Élue l’an dernier, la députée est, avec Gwénolé Bourrée, chargée d’animer la campagne des insoumis. Mais derrière qui ? « La désignation de la tête de liste viendra dans un second temps », assure Marie Mesmeur. Mais avec qui ? « L’heure n’est pas aux candidatures. Il y aura forcément une candidature insoumise mais nous travaillons d’abord à une union », assure la députée. Avec les verts ? « Les portes restent particulièrement ouvertes aux écologistes », reconnaît Gwénolé Bourrée. Un courrier a d’ailleurs été adressé à l’ensemble des élus de gauche de la ville. Et un questionnaire a été imaginé pour élaborer un programme, dont quelques idées sont déjà actées : gratuité des transports pour les moins de 26 ans, objectif de zéro enfant à la rue, instauration d’un référendum local ou encore reconnaissance de l’État de Palestine.
Gwénolé Bourrée et la députée Marie Mesmeur sont chargés d’animer la campagne des municipales de La France insoumise à Rennes. - C. Allain/20 Minutes
Mais au-delà du seul programme, il y a un élément évident qui risque de cristalliser les tensions : qui sera tête de liste ? LFI ne semble pas décider à lâcher l’idée d’y aller.
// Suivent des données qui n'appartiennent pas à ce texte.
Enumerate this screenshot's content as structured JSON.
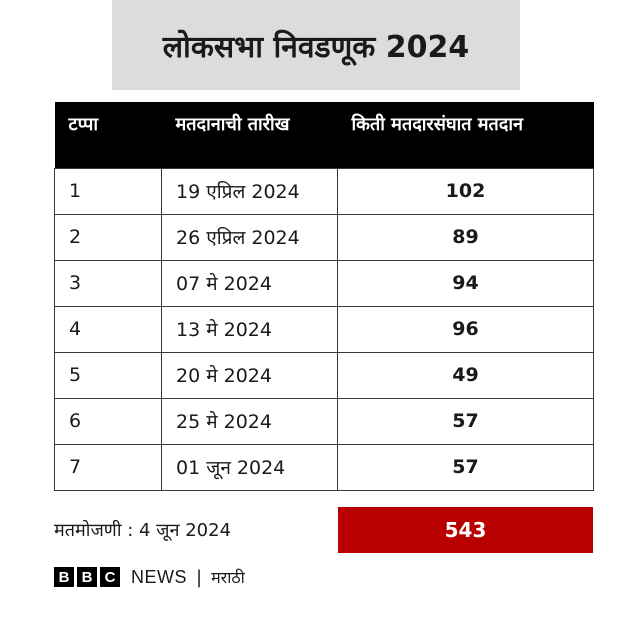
{
  "title": "लोकसभा निवडणूक 2024",
  "table": {
    "headers": [
      "टप्पा",
      "मतदानाची तारीख",
      "किती मतदारसंघात मतदान"
    ],
    "rows": [
      {
        "phase": "1",
        "date": "19 एप्रिल 2024",
        "count": "102"
      },
      {
        "phase": "2",
        "date": "26 एप्रिल 2024",
        "count": "89"
      },
      {
        "phase": "3",
        "date": "07 मे 2024",
        "count": "94"
      },
      {
        "phase": "4",
        "date": "13 मे 2024",
        "count": "96"
      },
      {
        "phase": "5",
        "date": "20 मे 2024",
        "count": "49"
      },
      {
        "phase": "6",
        "date": "25 मे 2024",
        "count": "57"
      },
      {
        "phase": "7",
        "date": "01 जून 2024",
        "count": "57"
      }
    ]
  },
  "footer": {
    "counting_label": "मतमोजणी : 4 जून 2024",
    "total": "543"
  },
  "brand": {
    "bbc_letters": [
      "B",
      "B",
      "C"
    ],
    "news": "NEWS",
    "separator": "|",
    "language": "मराठी"
  },
  "colors": {
    "header_bg": "#000000",
    "title_bg": "#dcdcdc",
    "total_bg": "#b80000"
  }
}
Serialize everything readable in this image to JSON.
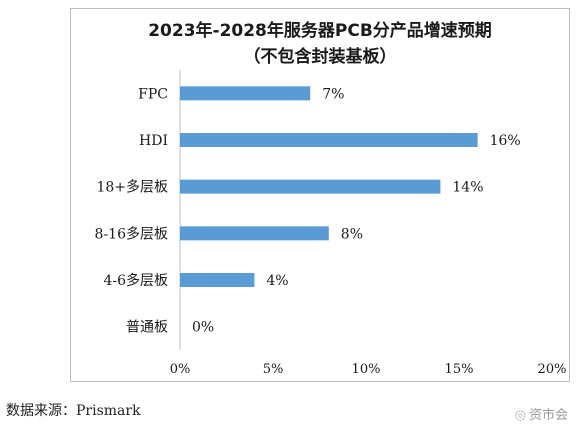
{
  "chart_data": {
    "type": "bar",
    "orientation": "horizontal",
    "title": "2023年-2028年服务器PCB分产品增速预期",
    "subtitle": "（不包含封装基板）",
    "categories": [
      "FPC",
      "HDI",
      "18+多层板",
      "8-16多层板",
      "4-6多层板",
      "普通板"
    ],
    "values": [
      7,
      16,
      14,
      8,
      4,
      0
    ],
    "data_labels": [
      "7%",
      "16%",
      "14%",
      "8%",
      "4%",
      "0%"
    ],
    "x_ticks": [
      "0%",
      "5%",
      "10%",
      "15%",
      "20%"
    ],
    "xlim": [
      0,
      20
    ],
    "bar_color": "#5b9bd5",
    "grid": false,
    "legend": "none"
  },
  "source": "数据来源：Prismark",
  "watermark": "资市会"
}
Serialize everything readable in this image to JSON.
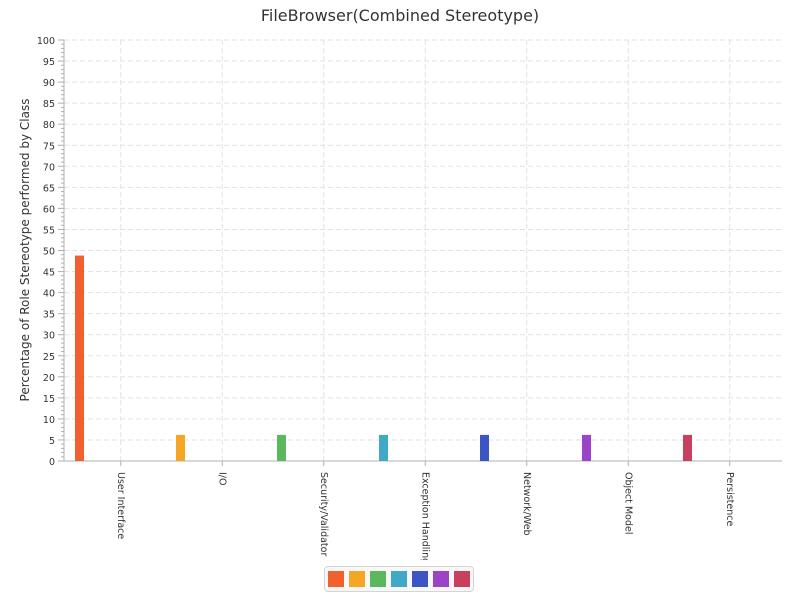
{
  "chart_data": {
    "type": "bar",
    "title": "FileBrowser(Combined Stereotype)",
    "xlabel": "",
    "ylabel": "Percentage of Role Stereotype performed by Class",
    "ylim": [
      0,
      100
    ],
    "ytick_step": 5,
    "yticks": [
      "0",
      "5",
      "10",
      "15",
      "20",
      "25",
      "30",
      "35",
      "40",
      "45",
      "50",
      "55",
      "60",
      "65",
      "70",
      "75",
      "80",
      "85",
      "90",
      "95",
      "100"
    ],
    "grid": true,
    "legend_position": "bottom",
    "categories": [
      "User Interface",
      "I/O",
      "Security/Validator",
      "Exception Handling",
      "Network/Web",
      "Object Model",
      "Persistence"
    ],
    "values": [
      48.8,
      6.2,
      6.2,
      6.2,
      6.2,
      6.2,
      6.2
    ],
    "colors": [
      "#f0612f",
      "#f5a623",
      "#5cb85c",
      "#41a8c9",
      "#3d55c4",
      "#9b44c8",
      "#c9405f"
    ]
  }
}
Mais quelle est la légitimité d’un parti qui ne possède aucun élu à Rennes ? En deux mandats aux côtés de la majorité, Les Ecologistes ont pris de l’avance, intégrant les conseils d’administrations de nombreux établissements. D’autant qu’ils ne cachent pas leurs ambitions à l’échelle de la métropole, eux qui comptent deux maires (Bruz et Saint-Armel). Les négociations s’annoncent délicieuses. Et il n’est pas exclu que chacun parte de son côté.
Et à droite, on fait quoi ?
Le secrétaire départemental des Républicains Thomas Rousseau avait été le premier à s’annoncer candidat à droite. Mais il n’est pas le seul. Le leader actuel de l’opposition Charles Compagnon charbonne depuis cinq ans pour tenter de se dresser contre l’empire socialiste. « Partir divisés serait une erreur funeste », prévient Carole Gandon, qui veut s’unir avec Charles Compagnon mais aussi avec Thomas Rousseau. Le Rassemblement national, qui peine à Rennes malgré des scores en progrès, devrait également présenter sa liste. Sans que l’on ne sache encore qui la mènera.